Bruno Chaudret : La situation actuelle est caractérisée par une agression inouïe contre tout notre système de recherche sous couvert « d’excellence » et par un désengagement de l’Etat sous couvert de « priorité à la recherche ». Les « nouvelles structures » fleurissent et celles issues du grand emprunt peuvent détruire notre système et conduire à une situation extrêmement grave. Le mot « excellence » est mis en avant dans tous les projets actuels concernant l’université. Je veux détailler ci-dessous l’attaque que nous subissons sous couvert de « grand emprunt ». Le grand emprunt veut créer des universités de taille mondiale, aptes à rivaliser avec les universités américaines. C’est le sens des « initiatives d’excellence (IDEX) » qui sont le regroupement des différents outils du grand emprunt  : équipements d’excellence (EQUIPEX), laboratoires d’excellence (LABEX), instituts de recherche technologique (IRT), instituts hospitalo-universitaires (IHU), différentes initiatives aux thématiques ciblées, etc. ...

 

Notons tout d’abord que certains de ces appels d’offre sont curieux :

 

• Les LABEX : Les laboratoires existent, ce sont pour la plupart des « unités mixtes » qui regroupent le CNRS, l’université, des écoles d’ingénieur, ... Ces laboratoires sont évalués et leur périmètre peut changer au cours du temps. Le principe des LABEX est de prendre les meilleurs éléments de différents laboratoires pour les faire travailler ensemble. Le Conseil Scientifique du CNRS a rappelé dès sa première réunion la dangerosité d’une telle démarche qui peut conduire à déstructurer complètement la recherche française. D’autre part, cette démarche se fonde sur l’idée que mettre en concurrence les individus les plus « excellents » conduira nécessairement à augmenter la qualité de la recherche française. C’est totalement méconnaître la nature de l’activité de recherche qui, à quelques exceptions près, se fonde sur la coopération et a besoin de métiers différents : chercheurs de différentes disciplines, ingénieurs et techniciens, personnels de soutien administratif etc....

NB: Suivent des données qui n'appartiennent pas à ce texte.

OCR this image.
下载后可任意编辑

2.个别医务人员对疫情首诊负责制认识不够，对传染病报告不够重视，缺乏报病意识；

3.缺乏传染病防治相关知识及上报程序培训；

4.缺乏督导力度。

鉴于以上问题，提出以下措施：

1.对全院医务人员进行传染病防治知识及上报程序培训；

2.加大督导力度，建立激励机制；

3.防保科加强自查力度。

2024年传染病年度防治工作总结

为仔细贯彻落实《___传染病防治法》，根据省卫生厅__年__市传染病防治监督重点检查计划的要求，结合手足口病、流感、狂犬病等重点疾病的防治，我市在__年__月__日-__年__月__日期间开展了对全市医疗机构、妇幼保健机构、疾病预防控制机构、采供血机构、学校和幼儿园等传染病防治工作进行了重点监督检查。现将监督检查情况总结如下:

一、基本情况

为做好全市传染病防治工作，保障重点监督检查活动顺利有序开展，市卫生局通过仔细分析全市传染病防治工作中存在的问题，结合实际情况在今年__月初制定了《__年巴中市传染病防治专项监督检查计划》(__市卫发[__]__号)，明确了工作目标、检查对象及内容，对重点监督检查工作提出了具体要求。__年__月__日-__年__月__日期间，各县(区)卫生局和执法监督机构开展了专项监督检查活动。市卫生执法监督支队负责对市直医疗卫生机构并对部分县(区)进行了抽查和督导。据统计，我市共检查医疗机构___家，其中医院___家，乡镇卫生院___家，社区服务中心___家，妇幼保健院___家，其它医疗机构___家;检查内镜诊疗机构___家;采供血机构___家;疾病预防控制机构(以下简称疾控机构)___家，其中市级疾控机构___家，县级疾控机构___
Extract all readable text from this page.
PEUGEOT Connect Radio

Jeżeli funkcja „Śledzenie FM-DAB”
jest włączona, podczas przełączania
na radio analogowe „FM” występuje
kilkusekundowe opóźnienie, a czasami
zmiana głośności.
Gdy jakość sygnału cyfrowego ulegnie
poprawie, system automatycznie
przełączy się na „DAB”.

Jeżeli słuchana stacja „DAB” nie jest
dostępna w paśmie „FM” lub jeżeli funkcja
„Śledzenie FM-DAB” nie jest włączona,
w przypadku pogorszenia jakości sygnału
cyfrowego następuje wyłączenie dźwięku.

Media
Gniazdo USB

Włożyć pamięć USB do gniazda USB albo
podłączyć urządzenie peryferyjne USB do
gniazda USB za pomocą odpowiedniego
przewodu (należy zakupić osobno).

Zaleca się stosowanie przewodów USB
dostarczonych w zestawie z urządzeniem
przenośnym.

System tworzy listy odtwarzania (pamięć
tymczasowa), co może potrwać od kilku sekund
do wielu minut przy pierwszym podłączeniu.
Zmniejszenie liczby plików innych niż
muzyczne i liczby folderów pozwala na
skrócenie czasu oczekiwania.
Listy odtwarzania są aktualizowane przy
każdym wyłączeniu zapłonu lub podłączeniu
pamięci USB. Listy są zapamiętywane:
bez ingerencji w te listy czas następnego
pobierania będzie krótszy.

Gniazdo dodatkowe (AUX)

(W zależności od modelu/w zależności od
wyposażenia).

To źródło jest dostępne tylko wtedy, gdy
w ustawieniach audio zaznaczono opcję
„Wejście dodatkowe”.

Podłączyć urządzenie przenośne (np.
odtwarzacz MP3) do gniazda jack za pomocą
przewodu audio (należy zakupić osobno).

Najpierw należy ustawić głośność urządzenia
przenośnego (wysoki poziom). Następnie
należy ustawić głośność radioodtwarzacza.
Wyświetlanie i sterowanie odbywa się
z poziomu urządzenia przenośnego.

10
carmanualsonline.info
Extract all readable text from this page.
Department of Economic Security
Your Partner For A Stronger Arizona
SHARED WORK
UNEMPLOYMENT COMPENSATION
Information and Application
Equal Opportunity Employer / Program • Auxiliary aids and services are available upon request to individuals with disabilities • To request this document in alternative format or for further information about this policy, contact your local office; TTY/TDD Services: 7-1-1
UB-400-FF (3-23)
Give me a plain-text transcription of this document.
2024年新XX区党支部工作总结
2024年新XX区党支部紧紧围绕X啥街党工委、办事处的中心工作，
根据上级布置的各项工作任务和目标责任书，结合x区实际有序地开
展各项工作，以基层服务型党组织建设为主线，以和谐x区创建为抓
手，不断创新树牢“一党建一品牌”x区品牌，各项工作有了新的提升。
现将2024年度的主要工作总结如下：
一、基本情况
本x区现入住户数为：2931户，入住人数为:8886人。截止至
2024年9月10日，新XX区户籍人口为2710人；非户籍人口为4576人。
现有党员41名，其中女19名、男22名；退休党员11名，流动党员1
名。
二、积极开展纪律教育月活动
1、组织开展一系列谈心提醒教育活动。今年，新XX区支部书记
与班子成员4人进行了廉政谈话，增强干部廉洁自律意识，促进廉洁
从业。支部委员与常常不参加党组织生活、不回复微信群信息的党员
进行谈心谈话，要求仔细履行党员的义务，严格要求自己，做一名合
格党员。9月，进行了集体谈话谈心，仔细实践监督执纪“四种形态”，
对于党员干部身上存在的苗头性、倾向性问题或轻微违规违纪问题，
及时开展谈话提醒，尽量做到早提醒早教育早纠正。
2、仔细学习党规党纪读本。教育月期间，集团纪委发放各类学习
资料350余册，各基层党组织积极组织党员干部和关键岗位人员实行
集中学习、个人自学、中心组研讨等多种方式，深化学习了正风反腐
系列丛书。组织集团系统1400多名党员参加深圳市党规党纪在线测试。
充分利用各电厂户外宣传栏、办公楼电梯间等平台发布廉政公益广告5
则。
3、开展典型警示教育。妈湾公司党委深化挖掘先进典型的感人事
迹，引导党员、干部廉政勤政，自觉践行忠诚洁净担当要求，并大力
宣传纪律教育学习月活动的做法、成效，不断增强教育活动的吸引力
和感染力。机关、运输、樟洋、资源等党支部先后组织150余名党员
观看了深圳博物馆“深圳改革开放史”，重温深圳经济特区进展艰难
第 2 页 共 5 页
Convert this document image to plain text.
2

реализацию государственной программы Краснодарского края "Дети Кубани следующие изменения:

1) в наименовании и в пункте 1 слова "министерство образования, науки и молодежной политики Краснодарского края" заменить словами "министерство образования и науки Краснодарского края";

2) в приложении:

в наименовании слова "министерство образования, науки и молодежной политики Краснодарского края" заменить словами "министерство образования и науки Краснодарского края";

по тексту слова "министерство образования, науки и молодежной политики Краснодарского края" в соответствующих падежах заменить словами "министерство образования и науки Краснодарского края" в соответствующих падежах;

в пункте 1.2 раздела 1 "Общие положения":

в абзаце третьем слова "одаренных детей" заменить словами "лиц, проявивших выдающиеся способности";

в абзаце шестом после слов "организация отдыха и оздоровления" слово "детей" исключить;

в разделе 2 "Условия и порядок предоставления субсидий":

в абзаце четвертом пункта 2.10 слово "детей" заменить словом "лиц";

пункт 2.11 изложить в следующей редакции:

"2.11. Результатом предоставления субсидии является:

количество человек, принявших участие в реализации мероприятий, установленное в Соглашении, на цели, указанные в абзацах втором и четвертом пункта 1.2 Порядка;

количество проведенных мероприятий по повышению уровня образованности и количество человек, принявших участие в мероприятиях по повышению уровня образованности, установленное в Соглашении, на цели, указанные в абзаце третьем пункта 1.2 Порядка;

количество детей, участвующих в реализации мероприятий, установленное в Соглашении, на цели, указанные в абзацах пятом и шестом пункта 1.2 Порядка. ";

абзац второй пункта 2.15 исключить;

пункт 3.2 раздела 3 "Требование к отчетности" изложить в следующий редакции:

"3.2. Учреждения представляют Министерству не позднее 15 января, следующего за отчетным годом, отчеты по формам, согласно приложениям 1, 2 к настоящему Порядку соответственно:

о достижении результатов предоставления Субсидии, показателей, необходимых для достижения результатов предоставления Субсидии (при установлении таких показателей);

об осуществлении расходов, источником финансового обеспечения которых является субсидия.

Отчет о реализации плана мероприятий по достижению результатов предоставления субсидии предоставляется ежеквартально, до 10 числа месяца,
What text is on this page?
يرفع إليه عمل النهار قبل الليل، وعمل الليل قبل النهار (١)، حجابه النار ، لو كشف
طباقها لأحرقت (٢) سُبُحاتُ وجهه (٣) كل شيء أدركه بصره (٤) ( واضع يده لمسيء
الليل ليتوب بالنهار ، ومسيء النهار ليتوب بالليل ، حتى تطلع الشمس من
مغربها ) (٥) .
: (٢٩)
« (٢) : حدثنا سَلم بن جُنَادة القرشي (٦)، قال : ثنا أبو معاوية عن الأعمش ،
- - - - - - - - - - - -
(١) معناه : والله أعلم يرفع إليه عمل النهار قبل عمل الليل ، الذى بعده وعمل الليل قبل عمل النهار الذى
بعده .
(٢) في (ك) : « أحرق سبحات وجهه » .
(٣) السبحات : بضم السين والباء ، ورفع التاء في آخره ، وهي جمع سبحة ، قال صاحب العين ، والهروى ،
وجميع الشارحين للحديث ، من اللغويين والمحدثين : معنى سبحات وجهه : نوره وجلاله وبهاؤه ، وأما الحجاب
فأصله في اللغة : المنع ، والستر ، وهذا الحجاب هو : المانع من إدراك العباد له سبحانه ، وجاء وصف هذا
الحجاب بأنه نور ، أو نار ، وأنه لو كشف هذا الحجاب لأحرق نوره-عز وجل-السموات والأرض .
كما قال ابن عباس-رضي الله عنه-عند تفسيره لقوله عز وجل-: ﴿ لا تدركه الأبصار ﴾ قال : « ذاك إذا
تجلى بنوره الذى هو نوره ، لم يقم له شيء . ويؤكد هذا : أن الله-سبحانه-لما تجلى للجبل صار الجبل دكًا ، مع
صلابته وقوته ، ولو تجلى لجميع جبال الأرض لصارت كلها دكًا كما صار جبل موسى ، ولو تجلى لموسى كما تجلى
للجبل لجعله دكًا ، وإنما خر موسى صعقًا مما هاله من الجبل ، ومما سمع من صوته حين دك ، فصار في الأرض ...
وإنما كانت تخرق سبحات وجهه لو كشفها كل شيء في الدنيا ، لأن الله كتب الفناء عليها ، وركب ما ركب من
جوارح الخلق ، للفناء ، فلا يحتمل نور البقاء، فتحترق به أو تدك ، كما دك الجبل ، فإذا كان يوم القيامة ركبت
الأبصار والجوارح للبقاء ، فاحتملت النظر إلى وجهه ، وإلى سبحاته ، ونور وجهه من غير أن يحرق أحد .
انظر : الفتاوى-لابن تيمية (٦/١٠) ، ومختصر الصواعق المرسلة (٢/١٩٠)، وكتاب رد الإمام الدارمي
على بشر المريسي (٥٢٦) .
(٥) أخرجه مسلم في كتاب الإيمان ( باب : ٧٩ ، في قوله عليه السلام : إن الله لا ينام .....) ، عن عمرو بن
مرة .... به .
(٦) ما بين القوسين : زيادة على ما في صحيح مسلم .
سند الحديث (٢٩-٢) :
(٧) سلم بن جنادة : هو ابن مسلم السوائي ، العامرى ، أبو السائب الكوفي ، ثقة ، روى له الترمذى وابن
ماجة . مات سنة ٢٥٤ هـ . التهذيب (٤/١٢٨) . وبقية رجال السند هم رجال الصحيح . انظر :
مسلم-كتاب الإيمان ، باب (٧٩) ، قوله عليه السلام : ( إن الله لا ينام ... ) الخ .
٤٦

• Les EQUIPEX : L’activité de recherche nécessite des équipements toujours plus pointus et coûteux. C’était en partie le rôle du CNRS à travers ses plans d’investissement pour les équipements de taille moyenne (« mi-lourds ») et le soutien aux très grands équipements (« TGIR »). Le CNRS a de plus en plus de mal à soutenir ces investissements. Plutôt qu’un plan national de soutien aux investissements, on a privilégié une compétition dont l’avenir dira si elle est bien « libre et non faussée » mais qui ne permettra pas la nécessaire mise à niveau du parc instrumental français.

• Les IDEX : Cette structure doit coiffer tous les projets « d’excellence ». Elle doit définir ce qui rentre dans un « périmètre d’excellence » et ce qui en est exclus. Ces IDEX ont été construits selon les cas sans concertation, ou avec une concertation très réduite avec la communauté scientifique. Ils n’ont aucune instance de contrôle démocratique (conseils, ...), marginalisent le CNRS et dans certains cas même les universités. Outre le fait que cette « excellence » est bien souvent autoproclamée, cette structure pilotée par quelques individus (« board of trustees » dans le texte !) ressemble à un regroupement d’individus qui cherchent à se partager le gâteau. La question centrale est cependant : quel gâteau ? Sans rentrer dans les détails de cet appel d’offre hallucinant, seulement une petite partie des sommes sera « consumptible », le reste étant placé. Dans ces conditions, il est clair que le gouvernement privilégie des projets spectaculaires (plateau de Saclay) mais qui n’auront qu’un effet d’entraînement très limité sur la recherche française au détriment de l’emploi scientifique. De plus, ces structures favoriseront le recrutement de précaires dans toutes les catégories de personnel.

 

En résumé, dans cette compétition qui a vu se mobiliser la communauté scientifique pendant plusieurs mois, seuls quelques projets verront réellement le jour. C’est un gâchis énorme qui ne sera pas sans impact sur la productivité de la recherche française.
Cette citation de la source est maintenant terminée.